I suspect there are a couple of problems here:

  1. c(-2,-2,0,2,2) isn’t a very likely sample from N(0, 2). There’s much more weight in the tails than you’d expect. lm() just does a least squares fit and doesn’t worry about that.

  2. With only 5 data points the posterior distribution for a variance (or standard deviation) parameter will be heavily influenced by the prior.

See what happens if you set outcome like this:

outcome <- rnorm(1000, sd = 2)

I get

(-0.019, 0.108) from lm()
(-0.018, 0.110) from stan_glm()


Thanks for the reply. Been a while, but I’m reconsidering things again.

Right, I get that if I increase the sample size the differences wash out, but I’m more interested in figuring out where differences exist in method, which is brought to the foreground by using very small datasets. Using large datasets defeats the purpose of my learning exercise.

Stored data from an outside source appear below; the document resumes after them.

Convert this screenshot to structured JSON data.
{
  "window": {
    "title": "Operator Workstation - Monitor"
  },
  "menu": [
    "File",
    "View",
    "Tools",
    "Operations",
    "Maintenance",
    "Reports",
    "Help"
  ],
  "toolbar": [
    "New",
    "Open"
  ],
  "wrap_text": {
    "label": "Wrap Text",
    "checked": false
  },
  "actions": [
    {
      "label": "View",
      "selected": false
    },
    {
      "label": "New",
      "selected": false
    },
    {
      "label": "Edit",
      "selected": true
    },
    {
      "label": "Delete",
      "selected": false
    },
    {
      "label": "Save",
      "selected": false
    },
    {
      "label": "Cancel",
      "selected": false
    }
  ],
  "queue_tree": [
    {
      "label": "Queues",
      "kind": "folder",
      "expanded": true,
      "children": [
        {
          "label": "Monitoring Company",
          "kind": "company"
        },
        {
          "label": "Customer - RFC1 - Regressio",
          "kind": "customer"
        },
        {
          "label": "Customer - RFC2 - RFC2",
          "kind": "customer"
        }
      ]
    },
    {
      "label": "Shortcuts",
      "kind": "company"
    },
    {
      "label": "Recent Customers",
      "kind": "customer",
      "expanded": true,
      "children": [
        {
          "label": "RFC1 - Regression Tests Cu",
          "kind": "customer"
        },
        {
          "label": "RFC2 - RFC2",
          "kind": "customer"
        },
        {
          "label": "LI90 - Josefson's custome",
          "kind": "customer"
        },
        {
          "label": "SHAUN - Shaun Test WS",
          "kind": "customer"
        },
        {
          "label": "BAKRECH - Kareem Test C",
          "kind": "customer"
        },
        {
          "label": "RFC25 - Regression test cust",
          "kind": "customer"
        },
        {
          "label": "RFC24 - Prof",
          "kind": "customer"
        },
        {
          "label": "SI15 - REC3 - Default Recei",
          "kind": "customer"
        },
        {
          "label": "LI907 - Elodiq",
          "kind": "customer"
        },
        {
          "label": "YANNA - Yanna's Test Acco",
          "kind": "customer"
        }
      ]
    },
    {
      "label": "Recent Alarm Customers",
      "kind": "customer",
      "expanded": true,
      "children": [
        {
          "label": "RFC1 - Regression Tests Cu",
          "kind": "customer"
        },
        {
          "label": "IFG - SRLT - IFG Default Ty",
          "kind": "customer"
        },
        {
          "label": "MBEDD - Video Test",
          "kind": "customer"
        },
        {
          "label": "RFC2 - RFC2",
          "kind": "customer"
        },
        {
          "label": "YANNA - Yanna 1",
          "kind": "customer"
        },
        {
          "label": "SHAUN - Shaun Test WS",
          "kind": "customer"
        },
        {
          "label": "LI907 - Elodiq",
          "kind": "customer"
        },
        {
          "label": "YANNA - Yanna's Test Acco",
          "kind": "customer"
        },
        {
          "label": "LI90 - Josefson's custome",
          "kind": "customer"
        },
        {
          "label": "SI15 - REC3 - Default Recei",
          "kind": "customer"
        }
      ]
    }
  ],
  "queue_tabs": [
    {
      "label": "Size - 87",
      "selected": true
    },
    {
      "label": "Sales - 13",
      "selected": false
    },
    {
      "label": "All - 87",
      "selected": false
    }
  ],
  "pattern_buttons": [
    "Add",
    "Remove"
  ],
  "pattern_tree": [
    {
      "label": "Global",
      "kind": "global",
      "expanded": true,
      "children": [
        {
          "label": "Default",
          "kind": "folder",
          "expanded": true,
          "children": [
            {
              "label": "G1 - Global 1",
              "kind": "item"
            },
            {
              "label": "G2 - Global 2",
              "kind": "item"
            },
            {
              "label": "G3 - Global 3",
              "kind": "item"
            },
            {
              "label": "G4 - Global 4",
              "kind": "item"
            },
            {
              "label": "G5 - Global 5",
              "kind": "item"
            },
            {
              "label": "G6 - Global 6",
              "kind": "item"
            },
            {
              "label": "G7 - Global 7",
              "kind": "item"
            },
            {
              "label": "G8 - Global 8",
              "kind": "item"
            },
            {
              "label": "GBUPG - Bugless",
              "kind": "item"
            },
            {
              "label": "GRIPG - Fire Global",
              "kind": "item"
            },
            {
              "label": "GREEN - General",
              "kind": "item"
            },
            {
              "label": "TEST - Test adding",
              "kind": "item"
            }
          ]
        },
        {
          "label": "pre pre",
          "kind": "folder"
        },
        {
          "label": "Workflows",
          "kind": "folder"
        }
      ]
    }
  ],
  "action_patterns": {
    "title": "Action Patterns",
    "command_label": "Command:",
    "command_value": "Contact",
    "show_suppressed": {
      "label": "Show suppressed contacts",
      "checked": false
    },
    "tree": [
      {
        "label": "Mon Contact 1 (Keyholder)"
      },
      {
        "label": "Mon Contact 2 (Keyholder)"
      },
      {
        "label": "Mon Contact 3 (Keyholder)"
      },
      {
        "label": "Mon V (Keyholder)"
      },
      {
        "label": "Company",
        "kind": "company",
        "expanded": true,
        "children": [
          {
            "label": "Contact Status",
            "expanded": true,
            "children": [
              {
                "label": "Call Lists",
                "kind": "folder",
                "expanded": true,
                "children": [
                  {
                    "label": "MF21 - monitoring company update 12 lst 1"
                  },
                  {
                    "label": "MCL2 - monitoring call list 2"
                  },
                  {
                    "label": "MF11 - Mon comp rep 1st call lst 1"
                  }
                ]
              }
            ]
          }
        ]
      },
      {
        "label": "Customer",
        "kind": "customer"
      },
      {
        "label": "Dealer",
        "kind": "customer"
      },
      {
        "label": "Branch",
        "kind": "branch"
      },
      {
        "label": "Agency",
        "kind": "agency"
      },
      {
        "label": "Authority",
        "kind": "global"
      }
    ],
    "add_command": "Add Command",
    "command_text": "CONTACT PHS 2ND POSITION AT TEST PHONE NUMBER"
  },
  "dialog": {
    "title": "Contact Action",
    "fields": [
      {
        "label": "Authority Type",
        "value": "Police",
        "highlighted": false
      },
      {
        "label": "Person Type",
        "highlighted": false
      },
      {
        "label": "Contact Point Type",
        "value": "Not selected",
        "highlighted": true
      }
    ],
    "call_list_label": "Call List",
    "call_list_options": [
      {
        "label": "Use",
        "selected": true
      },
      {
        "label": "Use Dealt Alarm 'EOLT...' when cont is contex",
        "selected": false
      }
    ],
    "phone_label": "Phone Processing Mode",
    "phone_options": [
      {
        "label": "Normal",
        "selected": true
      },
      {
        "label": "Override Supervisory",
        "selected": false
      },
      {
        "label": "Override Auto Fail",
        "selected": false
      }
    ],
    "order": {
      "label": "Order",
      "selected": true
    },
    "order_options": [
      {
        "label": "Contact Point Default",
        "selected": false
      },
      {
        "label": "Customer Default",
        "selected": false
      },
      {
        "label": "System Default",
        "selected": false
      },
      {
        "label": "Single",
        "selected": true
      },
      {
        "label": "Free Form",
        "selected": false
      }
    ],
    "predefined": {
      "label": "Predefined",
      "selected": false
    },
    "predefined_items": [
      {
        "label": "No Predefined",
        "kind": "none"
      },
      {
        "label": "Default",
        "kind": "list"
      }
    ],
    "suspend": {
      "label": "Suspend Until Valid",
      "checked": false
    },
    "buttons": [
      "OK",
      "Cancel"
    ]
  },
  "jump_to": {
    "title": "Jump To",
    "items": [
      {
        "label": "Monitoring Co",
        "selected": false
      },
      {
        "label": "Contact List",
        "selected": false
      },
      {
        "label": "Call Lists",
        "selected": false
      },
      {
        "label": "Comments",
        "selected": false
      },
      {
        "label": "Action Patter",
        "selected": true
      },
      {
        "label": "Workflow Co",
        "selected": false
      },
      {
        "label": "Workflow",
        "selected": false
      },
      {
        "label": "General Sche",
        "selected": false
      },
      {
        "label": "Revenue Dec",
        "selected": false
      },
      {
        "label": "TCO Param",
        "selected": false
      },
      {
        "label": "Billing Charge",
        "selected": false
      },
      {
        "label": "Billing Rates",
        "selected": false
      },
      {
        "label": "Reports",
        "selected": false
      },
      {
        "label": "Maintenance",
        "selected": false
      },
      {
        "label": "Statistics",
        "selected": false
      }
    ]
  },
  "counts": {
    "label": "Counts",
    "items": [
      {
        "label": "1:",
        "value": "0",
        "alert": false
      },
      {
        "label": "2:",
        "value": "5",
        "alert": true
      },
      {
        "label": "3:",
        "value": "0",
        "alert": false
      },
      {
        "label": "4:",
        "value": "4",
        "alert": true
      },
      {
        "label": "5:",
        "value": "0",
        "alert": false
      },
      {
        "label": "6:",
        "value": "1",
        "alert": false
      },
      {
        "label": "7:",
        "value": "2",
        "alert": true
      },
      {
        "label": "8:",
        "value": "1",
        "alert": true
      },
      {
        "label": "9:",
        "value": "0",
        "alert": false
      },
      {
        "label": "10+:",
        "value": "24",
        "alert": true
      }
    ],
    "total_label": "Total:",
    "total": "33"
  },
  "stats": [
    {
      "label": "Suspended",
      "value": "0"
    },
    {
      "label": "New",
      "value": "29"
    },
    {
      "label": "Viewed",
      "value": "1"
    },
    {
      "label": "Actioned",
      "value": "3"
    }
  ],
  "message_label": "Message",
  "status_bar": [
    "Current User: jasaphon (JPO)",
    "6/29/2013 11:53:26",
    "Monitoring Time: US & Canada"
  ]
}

And, for example when you say “With only 5 data points the posterior distribution for a variance (or standard deviation) parameter will be heavily influenced by the prior.” - that’s why I was using flat priors, to try and eliminate any influence from priors. In fact, that’s the reason why my results were surprising…I expected to see the same results, but didn’t.

I think I’m beginning to have more insight, but still not sure why the above is the case. Perhaps I just have more questions that previously.

Basically, how would I have to set up the stan_glm call to actually have the posterior_interval results match confint?

Or is it impossible? Perhaps match confint.default instead? Is it a problem because confidence intervals obtained by what would essentially be a stan_glm approach to Maximum Likelihood won’t match confidence intervals obtained by lm() due to this?

For objects of class “lm” the direct formulae based on t values are used.

Those are the questions still on my mind.

outcome <- c(-2,-2,0,2,2)

That’s a very unlikely outcome for a normal distribution with a variance of 4 (standard deviation of 2). Here’s one example:

sort(rnorm(5, mean = 0, sd = 2))
[1] -2.3408569 -1.5308027 -0.5612416  0.5482218  0.5976292

stan_glm() assumes that the error is Gaussian.

Moreover, a flat prior is still a prior. And unless I’m mistaken, for a variance parameter, the flat prior will be on the unconstrained space for a standard deviation. @bgoodri can probably help more on that point than I can.

1 Like

That one is flat over the non-negative real numbers.

All that said, to get a posterior distribution (conditional on the data) of the coefficients that is multivariate Student t and thus identical to the estimated sampling distribution of the OLS estimator (across datasets with a fixed \mathbf{X}), you have to put a Jeffreys prior on the precision. The rstanarm package does not support that prior (which does not make a lot of sense anyway) and doesn’t need to because you can get this result analytically.


Ah, excellent. I went back and re-watched your Linear models with rstanarm (GR5065 2019-02-26) video, where you also cover this (though I didn’t comprehend before), and I think I finally get it. Sometimes I just need multiple explanations before I understand something. Thanks.